Your arguments are strange, a mirage concocted to fit a narrative of denigration and darkness. You mock with zeal, yet have no point to the mocking.
Always with the mocking, you cause an ache which cannot be balmed. Cease, I pray you. Stop these machinations, this mad canter.
Falcon was built the same way. It blew up many times too, explosions aplenty. Now it is the most successful lift on the planet.
https://en.wikipedia.org/wiki/S-II
"First all-up S-II stage, assembled between 1963 and 1965. Completed several engine tests at the Mississippi Test Facility (now the Stennis Space Center). Destroyed by accidental LH2 tank overpressurization during pressure testing May 28, 1966[7][6]"
and
"Destroyed in test stand September 29, 1965"
Also described here: http://heroicrelics.org/ussrc/s-ii/index.html
"The S-II program was beset with problems and delays. NASA had planned on North American making an S-II stage, S-II-D, for dynamic testing but the order for that stage was cancelled in early 1965 in favor of using the structural static test stage, S-II-S, as a combined static/dynamic test stage; that stage was renamed to S-II-S/D. Unfortunately, the S-II-S/D stage was destroyed during testing, leaving S-II-F to take on the added role of dynamic testing and being redesignated as S-II-F/D."

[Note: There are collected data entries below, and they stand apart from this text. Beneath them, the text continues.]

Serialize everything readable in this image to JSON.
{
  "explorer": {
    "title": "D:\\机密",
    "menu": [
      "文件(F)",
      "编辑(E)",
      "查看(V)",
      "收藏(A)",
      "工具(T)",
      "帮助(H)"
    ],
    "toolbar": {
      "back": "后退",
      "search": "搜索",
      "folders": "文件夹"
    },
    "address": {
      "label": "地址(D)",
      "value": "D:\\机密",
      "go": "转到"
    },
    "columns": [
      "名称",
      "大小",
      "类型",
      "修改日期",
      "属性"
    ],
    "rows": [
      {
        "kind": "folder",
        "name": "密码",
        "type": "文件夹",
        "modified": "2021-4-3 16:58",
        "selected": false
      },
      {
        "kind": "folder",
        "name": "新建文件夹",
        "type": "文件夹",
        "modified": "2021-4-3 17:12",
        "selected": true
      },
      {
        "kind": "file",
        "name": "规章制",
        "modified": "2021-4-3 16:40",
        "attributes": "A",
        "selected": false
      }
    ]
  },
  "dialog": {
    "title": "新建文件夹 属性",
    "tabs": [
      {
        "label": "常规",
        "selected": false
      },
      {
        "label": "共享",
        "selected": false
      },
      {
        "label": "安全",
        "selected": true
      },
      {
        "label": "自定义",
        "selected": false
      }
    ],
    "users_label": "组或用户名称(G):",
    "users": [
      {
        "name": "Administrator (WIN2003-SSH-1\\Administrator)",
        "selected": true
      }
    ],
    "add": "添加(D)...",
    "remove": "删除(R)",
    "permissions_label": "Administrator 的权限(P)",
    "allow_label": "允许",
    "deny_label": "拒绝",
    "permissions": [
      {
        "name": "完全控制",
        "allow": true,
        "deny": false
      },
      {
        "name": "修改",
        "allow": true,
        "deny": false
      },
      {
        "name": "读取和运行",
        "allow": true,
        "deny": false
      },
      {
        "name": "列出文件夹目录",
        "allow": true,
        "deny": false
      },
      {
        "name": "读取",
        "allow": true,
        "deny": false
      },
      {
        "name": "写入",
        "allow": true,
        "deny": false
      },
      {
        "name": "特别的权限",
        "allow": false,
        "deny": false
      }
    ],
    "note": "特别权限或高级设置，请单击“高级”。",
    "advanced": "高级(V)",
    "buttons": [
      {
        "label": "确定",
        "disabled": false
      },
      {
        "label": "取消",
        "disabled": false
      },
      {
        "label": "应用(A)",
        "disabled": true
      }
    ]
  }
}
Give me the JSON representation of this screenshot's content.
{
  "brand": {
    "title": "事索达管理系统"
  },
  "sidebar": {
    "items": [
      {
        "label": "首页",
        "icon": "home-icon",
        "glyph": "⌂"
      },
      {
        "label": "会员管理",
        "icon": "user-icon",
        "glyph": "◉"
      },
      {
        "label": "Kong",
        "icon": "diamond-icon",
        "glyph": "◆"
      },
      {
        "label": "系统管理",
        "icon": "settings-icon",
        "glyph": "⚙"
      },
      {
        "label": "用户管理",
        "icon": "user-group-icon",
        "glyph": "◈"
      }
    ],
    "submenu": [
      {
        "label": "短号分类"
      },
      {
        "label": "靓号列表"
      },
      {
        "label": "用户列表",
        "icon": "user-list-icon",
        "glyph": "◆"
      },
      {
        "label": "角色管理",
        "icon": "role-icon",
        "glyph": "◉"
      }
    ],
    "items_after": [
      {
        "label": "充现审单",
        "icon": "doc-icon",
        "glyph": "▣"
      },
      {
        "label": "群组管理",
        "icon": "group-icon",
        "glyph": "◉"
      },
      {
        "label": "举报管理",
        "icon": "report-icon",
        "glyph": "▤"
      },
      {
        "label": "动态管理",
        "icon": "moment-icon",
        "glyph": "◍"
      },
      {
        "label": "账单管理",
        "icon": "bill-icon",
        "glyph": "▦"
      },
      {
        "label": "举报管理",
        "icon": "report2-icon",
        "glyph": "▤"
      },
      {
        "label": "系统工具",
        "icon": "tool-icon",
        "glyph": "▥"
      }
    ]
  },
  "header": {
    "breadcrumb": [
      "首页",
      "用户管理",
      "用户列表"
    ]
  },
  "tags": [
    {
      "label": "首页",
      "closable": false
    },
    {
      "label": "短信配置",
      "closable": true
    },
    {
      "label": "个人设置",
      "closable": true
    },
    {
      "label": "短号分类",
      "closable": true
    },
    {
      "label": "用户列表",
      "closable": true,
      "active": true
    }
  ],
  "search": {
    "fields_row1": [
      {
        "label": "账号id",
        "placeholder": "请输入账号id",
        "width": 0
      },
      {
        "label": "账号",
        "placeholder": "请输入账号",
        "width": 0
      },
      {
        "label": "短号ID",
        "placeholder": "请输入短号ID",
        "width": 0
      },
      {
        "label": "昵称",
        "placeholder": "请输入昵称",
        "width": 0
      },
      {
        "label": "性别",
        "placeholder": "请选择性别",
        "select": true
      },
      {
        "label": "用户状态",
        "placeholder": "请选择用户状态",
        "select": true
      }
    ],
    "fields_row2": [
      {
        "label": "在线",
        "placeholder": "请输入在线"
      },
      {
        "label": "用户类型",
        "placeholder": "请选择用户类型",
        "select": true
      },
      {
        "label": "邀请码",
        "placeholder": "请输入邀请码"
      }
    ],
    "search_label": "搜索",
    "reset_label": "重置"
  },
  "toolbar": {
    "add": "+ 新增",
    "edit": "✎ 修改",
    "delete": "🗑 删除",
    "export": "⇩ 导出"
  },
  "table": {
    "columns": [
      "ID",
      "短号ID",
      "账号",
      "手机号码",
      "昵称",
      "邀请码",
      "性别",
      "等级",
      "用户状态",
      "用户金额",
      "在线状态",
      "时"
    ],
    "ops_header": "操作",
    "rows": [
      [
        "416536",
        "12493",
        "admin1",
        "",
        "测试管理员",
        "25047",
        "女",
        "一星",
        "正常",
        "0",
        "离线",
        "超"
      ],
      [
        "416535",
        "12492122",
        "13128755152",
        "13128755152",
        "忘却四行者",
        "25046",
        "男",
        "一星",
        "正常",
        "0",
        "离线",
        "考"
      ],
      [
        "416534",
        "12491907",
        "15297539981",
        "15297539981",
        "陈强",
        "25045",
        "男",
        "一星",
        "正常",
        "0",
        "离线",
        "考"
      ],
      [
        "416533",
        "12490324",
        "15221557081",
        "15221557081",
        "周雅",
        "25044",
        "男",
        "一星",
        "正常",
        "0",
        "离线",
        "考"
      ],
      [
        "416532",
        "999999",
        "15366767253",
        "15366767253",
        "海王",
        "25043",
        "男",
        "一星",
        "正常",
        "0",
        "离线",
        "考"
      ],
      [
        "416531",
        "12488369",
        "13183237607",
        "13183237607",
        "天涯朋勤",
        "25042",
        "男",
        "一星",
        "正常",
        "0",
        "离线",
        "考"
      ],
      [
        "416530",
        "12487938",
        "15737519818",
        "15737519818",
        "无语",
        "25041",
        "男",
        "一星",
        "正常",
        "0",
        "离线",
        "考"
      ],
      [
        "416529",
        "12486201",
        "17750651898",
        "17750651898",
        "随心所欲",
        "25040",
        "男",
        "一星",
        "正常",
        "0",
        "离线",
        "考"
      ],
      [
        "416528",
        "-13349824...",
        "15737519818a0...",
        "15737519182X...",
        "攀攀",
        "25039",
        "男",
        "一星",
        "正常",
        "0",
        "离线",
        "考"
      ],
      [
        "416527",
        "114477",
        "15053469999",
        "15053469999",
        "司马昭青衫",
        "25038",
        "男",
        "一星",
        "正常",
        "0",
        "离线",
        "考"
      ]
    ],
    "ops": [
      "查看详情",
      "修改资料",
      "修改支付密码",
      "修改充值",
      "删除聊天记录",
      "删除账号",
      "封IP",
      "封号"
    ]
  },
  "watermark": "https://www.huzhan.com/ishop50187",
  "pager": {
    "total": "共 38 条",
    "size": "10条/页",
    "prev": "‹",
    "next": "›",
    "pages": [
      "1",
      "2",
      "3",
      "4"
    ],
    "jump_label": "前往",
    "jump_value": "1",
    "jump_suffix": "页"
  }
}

I though all of the Saturn V stages were destroyed during testing at least once but it looks like I remembered it wrong. :)
No one has ever built a plane, or even a car without breakage during testing. The very idea is absurd. There's a whole profession called "test pilot".
I don't know why anyone would suggest otherwise.
I'm sure there are links aplenty, but the absurd suggestion here would be building a rocket and having zero incidents of failure. That beyond weird. That's what needs a "do you have a link" question.
I think the only reasonable comparison would be after cost equivalency. The Starship has a long way to go, to catch up.
Of course commercial rockets are always going to be as shoddy as they can get away with rather than as good as possible, but if it still takes SpaceX or Boeing as much money to build a rocket as it did back in the Saturn V days, they're doing something wrong.